FOR IMMEDIATE
RELEASE February 2, 2009
CONTACT: Ted Venker,
1-800-201-FISH
Short-term gain,
long-term loss
Gulf Council tackles longlines, but fumbles future
of grouper fishery.
The Gulf of Mexico
Fishery Management Council engaged in buffet-style fisheries
management at its latest meeting in Mississippi, picking and
choosing data to plot a dubious course of action for the Gulf
grouper fishery.
Faced with evidence
that longline gear used in the grouper fishery is causing an
unacceptable number of sea turtle deaths, the Council opted to pass
an emergency rule prohibiting the destructive gear in water depths
less than 50 fathoms. However, the Council opted to ignore equally
compelling economic data over the value of grouper as a 100 percent
recreational fishery and skirted questions about the impact of the
new emergency rule on the future of the commercial grouper fishery.
Instead, the Council proceeded with an Individual Fishing Quota (IFQ)
program that may well permanently lock a significant portion of the
fishery into the commercial sector.
“This is a classic
case of tunnel vision. The Council was so locked in on implementing
an IFQ program that it couldn’t even acknowledge anything that might
contradict it,” said Dr. Russell Nelson, Gulf fisheries consultant
for Coastal Conservation Association (CCA). “At the very
least the Council should have delayed action on the IFQ program
until this new information was properly evaluated.”
CCA recently
released an economic study by Gentner Consulting Group which revealed
that the maximum economic value of the Gulf grouper fishery to our
nation as a whole would be achieved by allocating 100 percent of the
fishery to the recreational sector. Brad Gentner, author of the
study, ran the recreational economics data collection program for
the National Marine Fisheries Service (NMFS) for eight years before
starting his own company. As a NMFS Economist in the Division of
Economics and Social Analysis, Gentner specialized in survey design,
recreational fisheries demand and welfare analysis, non-market
valuation, and economic impact modeling for recreational fisheries.
“That economic study
raises some very serious questions about the wisdom of proceeding
with a management program that gives a sizeable percentage of the
grouper fishery to a very few commercial fishers, possibly forever,”

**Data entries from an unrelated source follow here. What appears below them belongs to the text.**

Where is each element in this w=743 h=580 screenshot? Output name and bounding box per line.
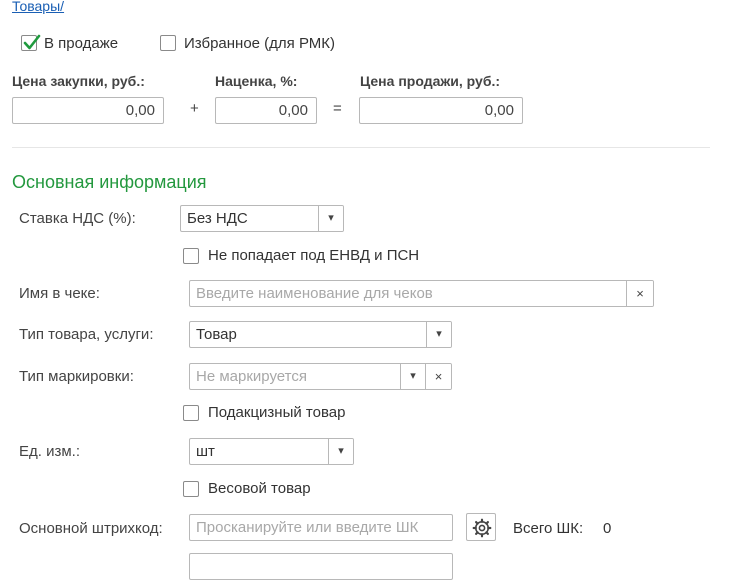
vat-value: Без НДС <box>187 210 248 227</box>
markup-input[interactable]: 0,00 <box>215 97 317 124</box>
sale-price-input[interactable]: 0,00 <box>359 97 523 124</box>
excise-label: Подакцизный товар <box>208 404 346 421</box>
envd-label: Не попадает под ЕНВД и ПСН <box>208 247 420 264</box>
favorite-checkbox[interactable] <box>160 35 176 51</box>
purchase-price-label: Цена закупки, руб.: <box>12 73 145 89</box>
next-field-partial[interactable] <box>189 553 453 580</box>
barcode-label: Основной штрихкод: <box>19 520 163 537</box>
breadcrumb-link[interactable]: Товары/ <box>12 0 64 14</box>
chevron-down-icon: ▾ <box>410 370 416 382</box>
section-title: Основная информация <box>12 172 207 192</box>
item-type-value: Товар <box>196 326 237 343</box>
weight-checkbox[interactable] <box>183 481 199 497</box>
purchase-price-input[interactable]: 0,00 <box>12 97 164 124</box>
equals-sign: = <box>333 100 342 117</box>
receipt-name-input[interactable]: Введите наименование для чеков × <box>189 280 654 307</box>
barcode-placeholder: Просканируйте или введите ШК <box>196 519 419 536</box>
unit-value: шт <box>196 443 215 460</box>
vat-select[interactable]: Без НДС ▾ <box>180 205 344 232</box>
chevron-down-icon: ▾ <box>338 445 344 457</box>
weight-label: Весовой товар <box>208 480 311 497</box>
close-icon: × <box>636 286 644 301</box>
vat-label: Ставка НДС (%): <box>19 210 136 227</box>
item-type-select[interactable]: Товар ▾ <box>189 321 452 348</box>
barcode-total-label: Всего ШК: <box>513 520 584 537</box>
receipt-name-label: Имя в чеке: <box>19 285 100 302</box>
sale-price-label: Цена продажи, руб.: <box>360 73 501 89</box>
chevron-down-icon: ▾ <box>436 328 442 340</box>
vat-dropdown-button[interactable]: ▾ <box>318 206 343 231</box>
on-sale-label: В продаже <box>44 35 119 52</box>
item-type-label: Тип товара, услуги: <box>19 326 154 343</box>
envd-checkbox[interactable] <box>183 248 199 264</box>
gear-icon <box>472 518 492 538</box>
chevron-down-icon: ▾ <box>328 212 334 224</box>
barcode-total-value: 0 <box>603 520 612 537</box>
checkmark-icon <box>23 34 41 50</box>
marking-type-clear-button[interactable]: × <box>425 364 451 389</box>
on-sale-checkbox[interactable] <box>21 34 41 51</box>
excise-checkbox[interactable] <box>183 405 199 421</box>
favorite-label: Избранное (для РМК) <box>184 35 336 52</box>
unit-dropdown-button[interactable]: ▾ <box>328 439 353 464</box>
marking-type-select[interactable]: Не маркируется ▾ × <box>189 363 452 390</box>
plus-sign: + <box>190 100 199 117</box>
marking-type-dropdown-button[interactable]: ▾ <box>400 364 426 389</box>
close-icon: × <box>434 369 443 384</box>
marking-type-label: Тип маркировки: <box>19 368 134 385</box>
item-type-dropdown-button[interactable]: ▾ <box>426 322 451 347</box>
unit-label: Ед. изм.: <box>19 443 80 460</box>
receipt-name-placeholder: Введите наименование для чеков <box>196 285 433 302</box>
barcode-input[interactable]: Просканируйте или введите ШК <box>189 514 453 541</box>
markup-label: Наценка, %: <box>215 73 298 89</box>
barcode-settings-button[interactable] <box>466 513 496 541</box>
divider <box>12 147 710 148</box>
marking-type-placeholder: Не маркируется <box>196 368 307 385</box>
receipt-name-clear-button[interactable]: × <box>626 281 653 306</box>
unit-select[interactable]: шт ▾ <box>189 438 354 465</box>
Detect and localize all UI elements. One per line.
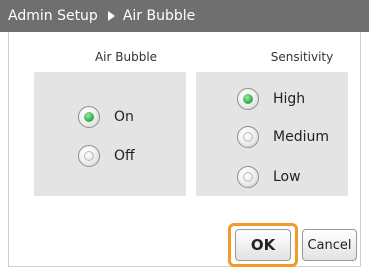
- sensitivity-option-high[interactable]: High: [237, 88, 305, 110]
- air-bubble-option-off[interactable]: Off: [78, 145, 135, 167]
- radio-low[interactable]: [237, 166, 259, 188]
- radio-medium[interactable]: [237, 126, 259, 148]
- breadcrumb-root: Admin Setup: [8, 8, 98, 24]
- sensitivity-group-title: Sensitivity: [270, 50, 334, 64]
- air-bubble-dialog: Admin Setup Air Bubble Air Bubble On Off…: [0, 0, 369, 271]
- breadcrumb-page: Air Bubble: [122, 8, 196, 24]
- radio-unselected-icon: [243, 132, 253, 142]
- air-bubble-panel: [34, 72, 186, 196]
- sensitivity-option-medium[interactable]: Medium: [237, 126, 329, 148]
- option-label: High: [273, 91, 306, 107]
- title-bar: Admin Setup Air Bubble: [0, 0, 369, 32]
- sensitivity-option-low[interactable]: Low: [237, 166, 301, 188]
- air-bubble-group-title: Air Bubble: [94, 50, 158, 64]
- radio-selected-icon: [84, 112, 94, 122]
- option-label: On: [114, 109, 134, 125]
- radio-unselected-icon: [243, 172, 253, 182]
- option-label: Off: [114, 148, 135, 164]
- breadcrumb-arrow-icon: [107, 11, 115, 21]
- radio-high[interactable]: [237, 88, 259, 110]
- air-bubble-option-on[interactable]: On: [78, 106, 134, 128]
- radio-selected-icon: [243, 94, 253, 104]
- ok-button[interactable]: OK: [235, 229, 291, 261]
- radio-on[interactable]: [78, 106, 100, 128]
- radio-unselected-icon: [84, 151, 94, 161]
- option-label: Medium: [273, 129, 329, 145]
- cancel-button[interactable]: Cancel: [302, 229, 357, 261]
- radio-off[interactable]: [78, 145, 100, 167]
- option-label: Low: [273, 169, 301, 185]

said Patrick Murray, CCA vice president. “At the same time, no one
can even predict what the commercial grouper fishery will look like
in a few months as a result of an emergency rule prohibiting their
primary fishing gear in their prime fishing areas. The foundation of
this entire IFQ program is on very shaky ground, yet the Council
chose to forge ahead. It doesn’t make any sense.”
The economic study,
Allocation of the Gulf of Mexico Gag and Red Grouper Fisheries, may
be viewed on the CCA web site,
www.JoinCCA.org/Grouper_Economics_2009.pdf.